The second abbot of Bêth ʿAbhê was John, an author of some repute, who left a chronicle, rules for novices, maxims, etc. He was succeeded by Paul, who lived through a good part of the troublous times of King Khusrau's wars with the Greeks and witnessed a persecution of the Christians. In the year 647 Isho-yahbh became catholicos, and he greatly enriched the monastery, building a splendid church and addiug other accessories. A second Hyppolytus, he was the author of a "Refutation of Heretical Opinions." Some of the monks were rigid ascetics in spite of the laxity of Nestorianism. Thomas tells us that Cyriacus the eighteenth abbot used to stand all night with one knee "bent like a camel," and fastened with a leather strap. It is more edifying to learn how earnestly the necessity of labour was insisted on. Thus in Canon i. of Mar Abraham we read, "Quietness then is preserved by these two causes, namely, constant reading and prayer, or by the labour of the hands and meditation"; and he adds, "Let us flee from idleness, which is a thing that causeth loss, being firmly persuaded that, if we allow it to remain it will be impossible for us either to bear leaves or to yield fruit, if indeed it happen not that we be altogether cut off from the life of the fear of God."[2]

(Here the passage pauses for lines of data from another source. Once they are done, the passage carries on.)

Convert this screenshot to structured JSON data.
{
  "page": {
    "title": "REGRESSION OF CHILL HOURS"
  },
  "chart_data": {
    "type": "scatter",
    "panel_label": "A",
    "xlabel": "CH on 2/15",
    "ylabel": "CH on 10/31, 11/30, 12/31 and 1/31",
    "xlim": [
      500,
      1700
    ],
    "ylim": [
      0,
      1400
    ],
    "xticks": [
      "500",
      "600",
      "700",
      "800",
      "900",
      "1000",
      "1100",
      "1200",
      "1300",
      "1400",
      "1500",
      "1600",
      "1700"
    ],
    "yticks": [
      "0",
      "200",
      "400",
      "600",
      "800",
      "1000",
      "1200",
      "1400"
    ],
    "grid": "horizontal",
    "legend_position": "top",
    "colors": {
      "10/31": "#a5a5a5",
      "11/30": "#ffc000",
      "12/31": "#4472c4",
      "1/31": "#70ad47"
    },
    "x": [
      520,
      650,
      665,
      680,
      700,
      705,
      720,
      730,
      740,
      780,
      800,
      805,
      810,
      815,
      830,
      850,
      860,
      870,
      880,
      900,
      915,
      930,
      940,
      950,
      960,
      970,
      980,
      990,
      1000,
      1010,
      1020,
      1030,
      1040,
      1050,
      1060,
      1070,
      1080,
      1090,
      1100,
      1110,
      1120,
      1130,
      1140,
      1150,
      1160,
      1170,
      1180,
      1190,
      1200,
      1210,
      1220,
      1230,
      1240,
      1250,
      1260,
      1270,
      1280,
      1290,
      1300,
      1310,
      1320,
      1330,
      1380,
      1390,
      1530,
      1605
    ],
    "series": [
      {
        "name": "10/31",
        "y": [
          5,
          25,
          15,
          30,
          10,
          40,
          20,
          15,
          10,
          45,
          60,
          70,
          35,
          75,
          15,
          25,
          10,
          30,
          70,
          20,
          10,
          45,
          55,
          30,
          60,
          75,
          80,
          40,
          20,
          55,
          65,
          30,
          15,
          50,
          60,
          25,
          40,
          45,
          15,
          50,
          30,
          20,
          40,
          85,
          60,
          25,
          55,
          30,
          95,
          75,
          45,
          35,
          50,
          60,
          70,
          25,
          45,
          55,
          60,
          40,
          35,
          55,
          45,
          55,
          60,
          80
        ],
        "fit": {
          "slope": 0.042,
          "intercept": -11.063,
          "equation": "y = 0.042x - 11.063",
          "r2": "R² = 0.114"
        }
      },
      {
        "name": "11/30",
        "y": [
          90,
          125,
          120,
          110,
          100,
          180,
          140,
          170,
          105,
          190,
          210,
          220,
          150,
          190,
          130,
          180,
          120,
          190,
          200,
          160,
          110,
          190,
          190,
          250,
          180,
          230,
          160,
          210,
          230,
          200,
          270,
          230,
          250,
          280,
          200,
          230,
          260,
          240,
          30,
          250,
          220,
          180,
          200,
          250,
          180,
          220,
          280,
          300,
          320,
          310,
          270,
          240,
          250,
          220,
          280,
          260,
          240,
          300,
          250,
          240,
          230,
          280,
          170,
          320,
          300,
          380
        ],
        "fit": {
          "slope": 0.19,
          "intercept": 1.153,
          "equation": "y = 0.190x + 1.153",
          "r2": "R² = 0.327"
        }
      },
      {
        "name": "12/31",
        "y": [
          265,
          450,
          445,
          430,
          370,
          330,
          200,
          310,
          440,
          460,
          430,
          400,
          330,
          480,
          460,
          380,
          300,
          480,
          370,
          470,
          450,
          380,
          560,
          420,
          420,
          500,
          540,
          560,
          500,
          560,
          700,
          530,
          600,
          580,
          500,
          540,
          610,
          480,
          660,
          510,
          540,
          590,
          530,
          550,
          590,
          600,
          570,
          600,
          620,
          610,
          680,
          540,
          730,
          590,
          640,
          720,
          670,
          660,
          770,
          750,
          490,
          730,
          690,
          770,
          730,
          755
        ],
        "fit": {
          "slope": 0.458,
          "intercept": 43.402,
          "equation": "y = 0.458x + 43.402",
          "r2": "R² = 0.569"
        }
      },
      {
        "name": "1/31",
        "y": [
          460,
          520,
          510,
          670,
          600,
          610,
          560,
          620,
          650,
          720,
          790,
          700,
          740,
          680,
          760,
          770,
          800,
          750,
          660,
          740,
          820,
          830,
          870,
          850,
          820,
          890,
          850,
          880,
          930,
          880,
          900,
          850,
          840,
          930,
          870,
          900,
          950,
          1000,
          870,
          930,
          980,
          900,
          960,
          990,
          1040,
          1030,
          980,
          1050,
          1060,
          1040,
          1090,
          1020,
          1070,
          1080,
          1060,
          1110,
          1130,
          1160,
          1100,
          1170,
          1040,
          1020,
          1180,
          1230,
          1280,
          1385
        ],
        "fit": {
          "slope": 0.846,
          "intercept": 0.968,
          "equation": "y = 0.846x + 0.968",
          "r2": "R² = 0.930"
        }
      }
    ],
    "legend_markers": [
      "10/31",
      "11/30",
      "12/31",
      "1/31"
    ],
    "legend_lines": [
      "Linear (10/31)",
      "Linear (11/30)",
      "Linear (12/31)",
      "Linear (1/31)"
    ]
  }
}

Thomas narrates how the catholicos Isho-yahbh, accompanied by some of his bishops, was sent by the Persian King Sheroe[3] to endeavour to bring about peace

  1. Ibid. chap. xiv.
  2. Ibid. vol. i. Introd. p. cxxv.
  3. Thomas calls him "the good King Sheroe." In point of fact, although overtures of peace had been made to Heraclius by Sheroe, it was the Queen Boran, daughter of Khusrau Parwey who despatched the embassy. See Budge, The Book of Governors, vol. ii, p. 125, note 2.